Dr. Yang has outlined his innovation in a recent article, "Out-of-plane growth of CNTs on graphene for supercapacitor applications," which greatly advances efforts to realize the potential of graphene—a one-atom thick sheet of carbon atoms arranged in a honeycomb pattern—as a supercapacitor. The paper was recently selected by the editors of Nanotechnology for inclusion in the exclusive "Highlights 2012" collection. Articles in this collection have been nominated on the basis of a range of criteria including referee endorsement, novelty, scientific impact and broad appeal. Less than 5% of articles from 2012 received this recognition.

“This honor demonstrates the enormous potential of Dr. Yang’s research in the vibrant research field of next-generation batteries and superconductors,” says Dr. Michael Bruno, Dean of the Charles V. Schaefer, Jr. School of Engineering and Science.“This disruptive nanotechnology could have a positive impact on a large proportion of the population as over 90% of American adults have a mobile phone that they charge regularly.”

High surface area and low intrinsic resistance are vital for high-performance superconductors. Morphology-modified carbon nanostructures such as activated carbon (AC), mesoporous carbon (MC) and carbon nanotubes (CNTs) have large surface areas, but suffer from limited performance due to micropores and internal resistance, and therefore exhibit lower capacitance than theoretically predicted. Graphene has recently been identified as a promising material for supercapacitor applications, due to its outstanding theoretical specific surface area (SSA), extraordinary electrical properties in the planar direction (sheet resistance = ∼280  cm−2), high mechanical strength and chemical stability. In addition, graphene exhibits an intrinsic capacitance of up to 21 μF cm−2, which is the theoretical limit of carbon materials. Furthermore, recent successful development of chemical vapor deposition (CVD)-based graphene synthesis techniques facilitates the application of graphene as electrodes in lithium ion batteries and supercapacitors as well as on metal substrates in electronics. However, existing techniques for its fabrication often result in folding and overlapping of sheets, reducing the surface area which is crucial to capacitance capabilities.

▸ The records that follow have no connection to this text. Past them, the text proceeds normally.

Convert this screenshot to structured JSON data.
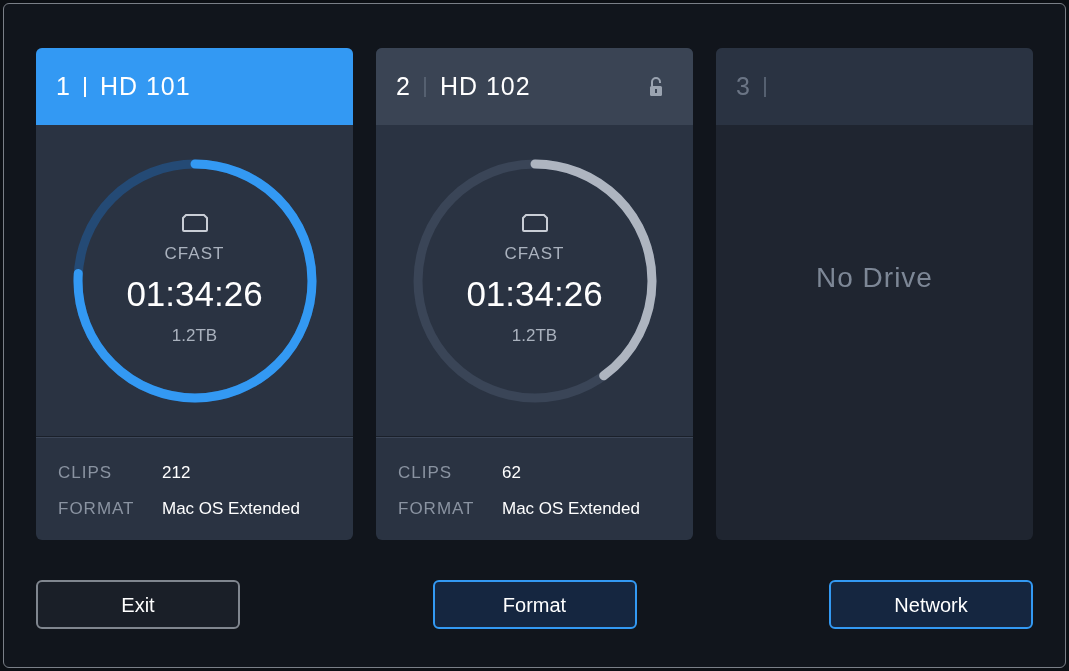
{
  "slots": [
    {
      "kind": "drive",
      "number": "1",
      "name": "HD 101",
      "selected": true,
      "unlocked": false,
      "media": "CFAST",
      "time": "01:34:26",
      "capacity": "1.2TB",
      "level": 0.76,
      "info": [
        {
          "label": "CLIPS",
          "value": "212"
        },
        {
          "label": "FORMAT",
          "value": "Mac OS Extended"
        }
      ]
    },
    {
      "kind": "drive",
      "number": "2",
      "name": "HD 102",
      "selected": false,
      "unlocked": true,
      "media": "CFAST",
      "time": "01:34:26",
      "capacity": "1.2TB",
      "level": 0.4,
      "info": [
        {
          "label": "CLIPS",
          "value": "62"
        },
        {
          "label": "FORMAT",
          "value": "Mac OS Extended"
        }
      ]
    },
    {
      "kind": "empty",
      "number": "3",
      "selected": false,
      "message": "No Drive"
    }
  ],
  "buttons": [
    {
      "label": "Exit",
      "kind": "plain"
    },
    {
      "label": "Format",
      "kind": "accent"
    },
    {
      "label": "Network",
      "kind": "accent"
    }
  ]
}
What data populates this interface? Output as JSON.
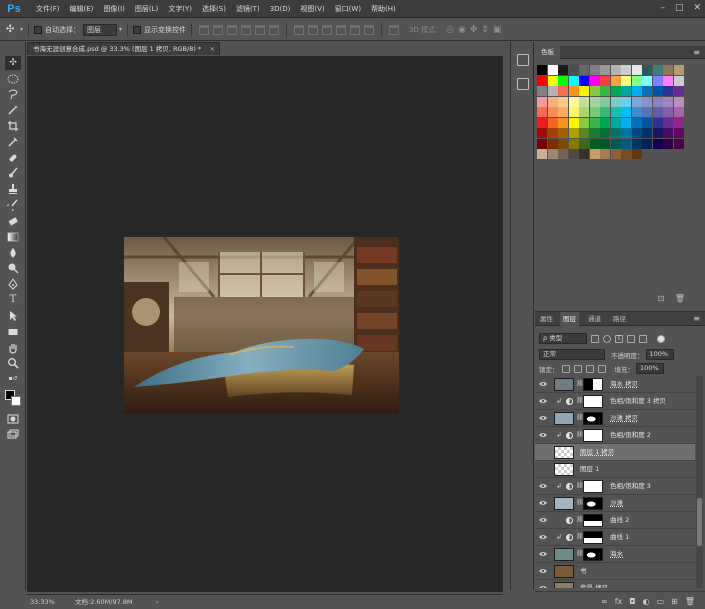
{
  "app": {
    "logo": "Ps"
  },
  "menu": [
    "文件(F)",
    "编辑(E)",
    "图像(I)",
    "图层(L)",
    "文字(Y)",
    "选择(S)",
    "滤镜(T)",
    "3D(D)",
    "视图(V)",
    "窗口(W)",
    "帮助(H)"
  ],
  "window_controls": {
    "minimize": "–",
    "restore": "□",
    "close": "✕"
  },
  "options": {
    "auto_select_label": "自动选择：",
    "auto_select_value": "图层",
    "show_transform_label": "显示变换控件",
    "mode_3d_label": "3D 模式："
  },
  "document": {
    "tab_title": "书海无涯创意合成.psd @ 33.3% (图层 1 拷贝, RGB/8) *",
    "close": "×"
  },
  "status": {
    "zoom": "33.33%",
    "doc_size": "文档:2.60M/97.8M",
    "arrow": "›"
  },
  "swatches": {
    "tab": "色板",
    "menu": "≡",
    "footer_new": "⊡",
    "footer_delete": "🗑",
    "colors": [
      [
        "#000000",
        "#ffffff",
        "#1a1a1a",
        "#4d4d4d",
        "#666666",
        "#808080",
        "#999999",
        "#b3b3b3",
        "#cccccc",
        "#e6e6e6",
        "#2a5a5a",
        "#3f7c7c",
        "#8c7a5c",
        "#b59c72"
      ],
      [
        "#ff0000",
        "#ffff00",
        "#00ff00",
        "#00ffff",
        "#0000ff",
        "#ff00ff",
        "#ff3f3f",
        "#ff9f3f",
        "#ffff7f",
        "#7fff7f",
        "#7fffff",
        "#7f7fff",
        "#ff7fff",
        "#cccccc"
      ],
      [
        "#808080",
        "#b3b3b3",
        "#f26c4f",
        "#f7941d",
        "#fff200",
        "#8dc63f",
        "#39b54a",
        "#00a651",
        "#00a99d",
        "#00aeef",
        "#0072bc",
        "#0054a6",
        "#2e3192",
        "#662d91"
      ],
      [
        "#f6989d",
        "#f9ad81",
        "#fdc68a",
        "#fff79a",
        "#c4df9b",
        "#a3d39c",
        "#82ca9d",
        "#7bcdc8",
        "#6ecff6",
        "#7ea7d8",
        "#8493ca",
        "#8882be",
        "#a187be",
        "#bc8dbf"
      ],
      [
        "#f26c4f",
        "#f68e55",
        "#fbaf5d",
        "#fff467",
        "#acd372",
        "#7cc576",
        "#3bb878",
        "#1abbb4",
        "#00bff3",
        "#438ccb",
        "#5574b9",
        "#605ca8",
        "#855fa8",
        "#a763a8"
      ],
      [
        "#ed1c24",
        "#f26522",
        "#f7941d",
        "#fff200",
        "#8dc73f",
        "#39b54a",
        "#00a651",
        "#00a99d",
        "#00aeef",
        "#0072bc",
        "#0054a6",
        "#2e3192",
        "#662d91",
        "#92278f"
      ],
      [
        "#9e0b0f",
        "#a0410d",
        "#a36209",
        "#aba000",
        "#598527",
        "#1a7b30",
        "#007236",
        "#00746b",
        "#0076a3",
        "#004b80",
        "#003471",
        "#1b1464",
        "#440e62",
        "#630460"
      ],
      [
        "#790000",
        "#7b2e00",
        "#7d4900",
        "#827b00",
        "#406618",
        "#005e20",
        "#005826",
        "#005952",
        "#005b7f",
        "#003663",
        "#002157",
        "#0d004c",
        "#32004b",
        "#4b0049"
      ],
      [
        "#c7b299",
        "#998675",
        "#736357",
        "#534741",
        "#37302d",
        "#c69c6d",
        "#a67c52",
        "#8c6239",
        "#754c24",
        "#603913"
      ]
    ]
  },
  "layers": {
    "tabs": [
      "属性",
      "图层",
      "通道",
      "路径"
    ],
    "active_tab": "图层",
    "menu": "≡",
    "filter_kind": "ρ 类型",
    "blend_mode": "正常",
    "opacity_label": "不透明度：",
    "opacity_value": "100%",
    "lock_label": "锁定：",
    "fill_label": "填充：",
    "fill_value": "100%",
    "items": [
      {
        "name": "海水 拷贝",
        "kind": "pixel-mask",
        "thumb": "#6d7d83",
        "mask": "black-white",
        "visible": true,
        "clipped": false,
        "selected": false,
        "underline": true
      },
      {
        "name": "色相/饱和度 3 拷贝",
        "kind": "adjust",
        "visible": true,
        "clipped": true,
        "selected": false,
        "underline": false
      },
      {
        "name": "沙滩 拷贝",
        "kind": "pixel-mask",
        "thumb": "#8fa6b2",
        "mask": "black-shape",
        "visible": true,
        "clipped": false,
        "selected": false,
        "underline": true
      },
      {
        "name": "色相/饱和度 2",
        "kind": "adjust",
        "visible": true,
        "clipped": true,
        "selected": false,
        "underline": false
      },
      {
        "name": "图层 1 拷贝",
        "kind": "pixel",
        "visible": false,
        "clipped": false,
        "selected": true,
        "underline": true
      },
      {
        "name": "图层 1",
        "kind": "pixel",
        "visible": false,
        "clipped": false,
        "selected": false,
        "underline": false
      },
      {
        "name": "色相/饱和度 3",
        "kind": "adjust",
        "visible": true,
        "clipped": true,
        "selected": false,
        "underline": false
      },
      {
        "name": "沙滩",
        "kind": "pixel-mask",
        "thumb": "#a3b5c0",
        "mask": "black-shape",
        "visible": true,
        "clipped": false,
        "selected": false,
        "underline": true
      },
      {
        "name": "曲线 2",
        "kind": "curve",
        "visible": true,
        "clipped": false,
        "selected": false,
        "underline": false
      },
      {
        "name": "曲线 1",
        "kind": "curve",
        "visible": true,
        "clipped": true,
        "selected": false,
        "underline": false
      },
      {
        "name": "海水",
        "kind": "pixel-mask",
        "thumb": "#6f8b86",
        "mask": "black-shape",
        "visible": true,
        "clipped": false,
        "selected": false,
        "underline": true
      },
      {
        "name": "书",
        "kind": "pixel",
        "thumb": "#7d5a3a",
        "visible": true,
        "clipped": false,
        "selected": false,
        "underline": false
      },
      {
        "name": "背景 拷贝",
        "kind": "pixel",
        "thumb": "#8d7e66",
        "visible": true,
        "clipped": false,
        "selected": false,
        "underline": false
      }
    ],
    "footer": [
      "∞",
      "fx",
      "◘",
      "◐",
      "▭",
      "⊞",
      "🗑"
    ]
  }
}
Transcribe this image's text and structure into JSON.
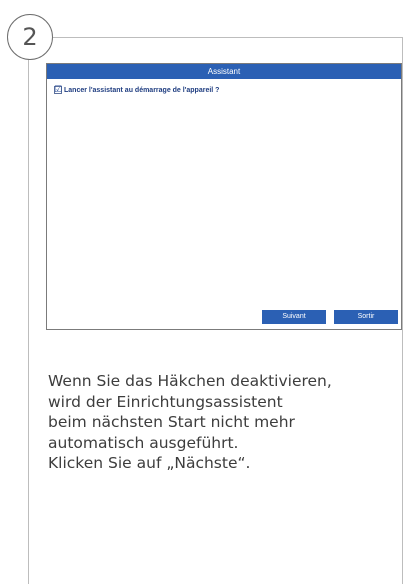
{
  "step": {
    "number": "2"
  },
  "dialog": {
    "title": "Assistant",
    "checkbox_label": "Lancer l'assistant au démarrage de l'appareil ?",
    "checkbox_checked": true,
    "checkbox_mark": "☑",
    "buttons": {
      "next_label": "Suivant",
      "exit_label": "Sortir"
    },
    "colors": {
      "titlebar": "#2b60b4",
      "buttons": "#2b60b4",
      "label_text": "#1f3d80"
    }
  },
  "instructions": {
    "text": "Wenn Sie das Häkchen deaktivieren,\nwird der Einrichtungsassistent\nbeim nächsten Start nicht mehr\nautomatisch ausgeführt.\nKlicken Sie auf „Nächste“."
  }
}
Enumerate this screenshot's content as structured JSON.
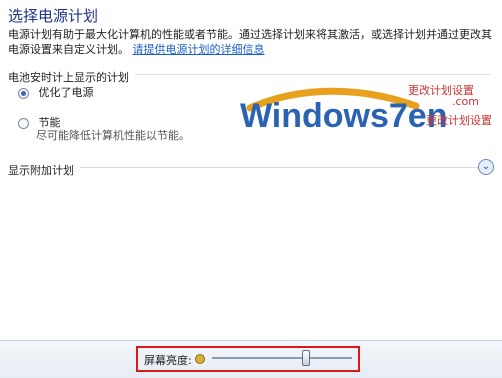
{
  "page": {
    "title": "选择电源计划",
    "intro": "电源计划有助于最大化计算机的性能或者节能。通过选择计划来将其激活，或选择计划并通过更改其电源设置来自定义计划。",
    "intro_link": "请提供电源计划的详细信息"
  },
  "battery_section": {
    "header": "电池安时计上显示的计划",
    "options": [
      {
        "label": "优化了电源",
        "checked": true,
        "description": ""
      },
      {
        "label": "节能",
        "checked": false,
        "description": "尽可能降低计算机性能以节能。"
      }
    ]
  },
  "more_plans": {
    "label": "显示附加计划",
    "expand_icon": "chevron-down-icon"
  },
  "watermark": {
    "logo_text": "Windows7en",
    "sub_text_1": "更改计划设置",
    "sub_text_2": ".com",
    "sub_text_3": "更改计划设置"
  },
  "bottom_bar": {
    "brightness_label": "屏幕亮度:",
    "brightness_value": 0.75,
    "icon": "sun-icon"
  },
  "colors": {
    "title": "#1e3287",
    "link": "#1a5fc8",
    "highlight_box": "#d8191a",
    "watermark_blue": "#2b63b4",
    "watermark_orange": "#e8a11c"
  }
}
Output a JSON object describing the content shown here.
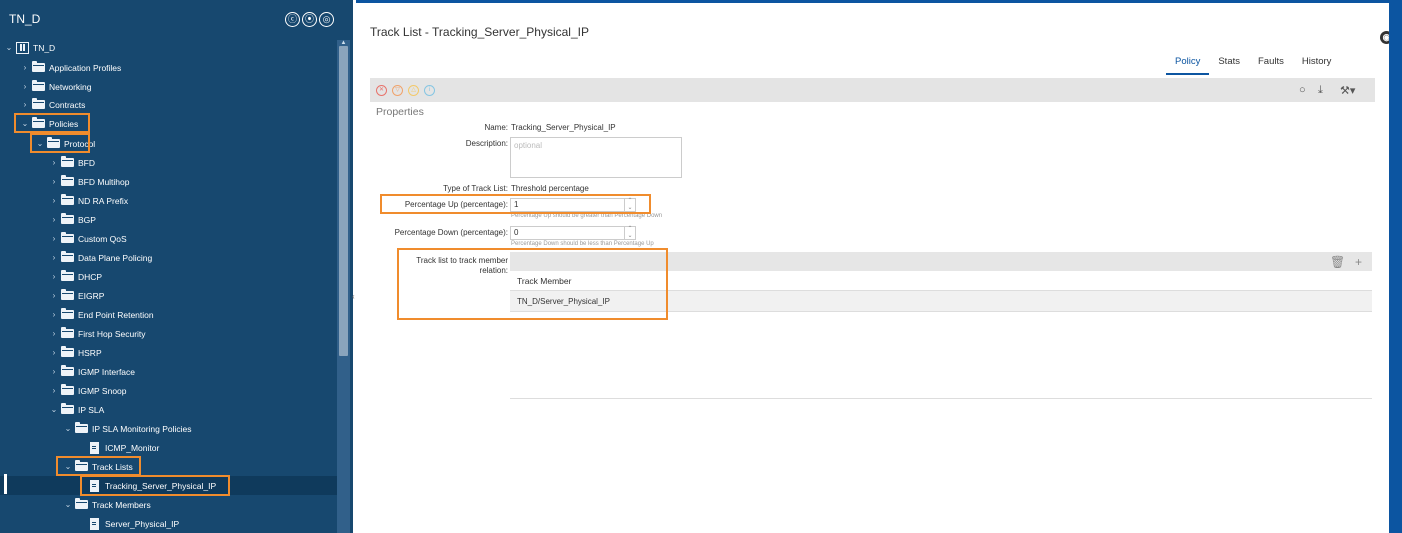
{
  "left_pane": {
    "title": "TN_D",
    "header_icons": [
      "ⓒ",
      "⦿",
      "◎"
    ],
    "tree": [
      {
        "label": "TN_D",
        "icon": "tenant-icon",
        "expanded": true
      },
      {
        "label": "Application Profiles",
        "icon": "folder-icon",
        "expanded": false
      },
      {
        "label": "Networking",
        "icon": "folder-icon",
        "expanded": false
      },
      {
        "label": "Contracts",
        "icon": "folder-icon",
        "expanded": false
      },
      {
        "label": "Policies",
        "icon": "folder-icon",
        "expanded": true
      },
      {
        "label": "Protocol",
        "icon": "folder-icon",
        "expanded": true
      },
      {
        "label": "BFD",
        "icon": "folder-icon",
        "expanded": false
      },
      {
        "label": "BFD Multihop",
        "icon": "folder-icon",
        "expanded": false
      },
      {
        "label": "ND RA Prefix",
        "icon": "folder-icon",
        "expanded": false
      },
      {
        "label": "BGP",
        "icon": "folder-icon",
        "expanded": false
      },
      {
        "label": "Custom QoS",
        "icon": "folder-icon",
        "expanded": false
      },
      {
        "label": "Data Plane Policing",
        "icon": "folder-icon",
        "expanded": false
      },
      {
        "label": "DHCP",
        "icon": "folder-icon",
        "expanded": false
      },
      {
        "label": "EIGRP",
        "icon": "folder-icon",
        "expanded": false
      },
      {
        "label": "End Point Retention",
        "icon": "folder-icon",
        "expanded": false
      },
      {
        "label": "First Hop Security",
        "icon": "folder-icon",
        "expanded": false
      },
      {
        "label": "HSRP",
        "icon": "folder-icon",
        "expanded": false
      },
      {
        "label": "IGMP Interface",
        "icon": "folder-icon",
        "expanded": false
      },
      {
        "label": "IGMP Snoop",
        "icon": "folder-icon",
        "expanded": false
      },
      {
        "label": "IP SLA",
        "icon": "folder-icon",
        "expanded": true
      },
      {
        "label": "IP SLA Monitoring Policies",
        "icon": "folder-icon",
        "expanded": true
      },
      {
        "label": "ICMP_Monitor",
        "icon": "document-icon"
      },
      {
        "label": "Track Lists",
        "icon": "folder-icon",
        "expanded": true
      },
      {
        "label": "Tracking_Server_Physical_IP",
        "icon": "document-icon",
        "selected": true
      },
      {
        "label": "Track Members",
        "icon": "folder-icon",
        "expanded": true
      },
      {
        "label": "Server_Physical_IP",
        "icon": "document-icon"
      }
    ]
  },
  "content": {
    "title": "Track List - Tracking_Server_Physical_IP",
    "tabs": [
      {
        "label": "Policy",
        "active": true
      },
      {
        "label": "Stats"
      },
      {
        "label": "Faults"
      },
      {
        "label": "History"
      }
    ],
    "fault_icons": [
      {
        "glyph": "✕",
        "color": "#e8736b"
      },
      {
        "glyph": "▽",
        "color": "#f0a36b"
      },
      {
        "glyph": "△",
        "color": "#f3c96a"
      },
      {
        "glyph": "i",
        "color": "#86c6e3"
      }
    ],
    "toolbar_actions": {
      "refresh": "○",
      "download": "⤓",
      "tools": "⚒▾"
    },
    "section_label": "Properties",
    "fields": {
      "name_label": "Name:",
      "name_value": "Tracking_Server_Physical_IP",
      "description_label": "Description:",
      "description_placeholder": "optional",
      "type_label": "Type of Track List:",
      "type_value": "Threshold percentage",
      "pct_up_label": "Percentage Up (percentage):",
      "pct_up_value": "1",
      "pct_up_hint": "Percentage Up should be greater than Percentage Down",
      "pct_down_label": "Percentage Down (percentage):",
      "pct_down_value": "0",
      "pct_down_hint": "Percentage Down should be less than Percentage Up",
      "relation_label_line1": "Track list to track member",
      "relation_label_line2": "relation:"
    },
    "relation_table": {
      "column": "Track Member",
      "rows": [
        "TN_D/Server_Physical_IP"
      ],
      "delete_icon": "🗑",
      "add_icon": "+"
    }
  }
}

In order to overcome the problem of graphene aggregation, Dr. Yang has formulated a new method for fabricating a hybrid nanostructure comprised of carbon nanotubes (CNTs) grown on graphene layers. This method minimizes self-aggregation of graphene sheets while preserving valuable conductive properties. The carbon nanotubes are grown directly out of the graphene sheets to prevent agglomeration while concurrently acting as current pathways which, given the high conductivity of both CNTs and graphene, is anticipated to facilitate electron transport throughout the structure during the charge–discharge process. Dr. Yang investigated the process parameters and growth mechanisms of the hybrid nanostructure to find the optimal range of parameters for carbon growth.

Dr. Yang also characterized the electrochemical performance of the hybrid nanostructure via cyclic voltammetry to demonstrate the potential application of the material as a supercapacitor. The hybrid electrode demonstrated greater capacitance than a graphene-only electrode and maintains exceptionally high capacitance (490.3 μF cm−2) under a fast charging–discharging process (300 mV s−1).

Future work includes a detailed investigation of electrochemical performance of the hybrid nanostructure as a function of available surface area, lifecycle performance and the development of graphene–CNT–graphene 3D multistack as a stepping stone in creating high-performance supercapacitors.

Dr. Yang is currently PI on a number of active grants in the areas of research, education and equipment, from AFOSR and NSF. He directs the Micro Device Laboratory (MDL), a Stevens's multi-user facility. He is also an Associate Editor of several journals including IEEE Sensors.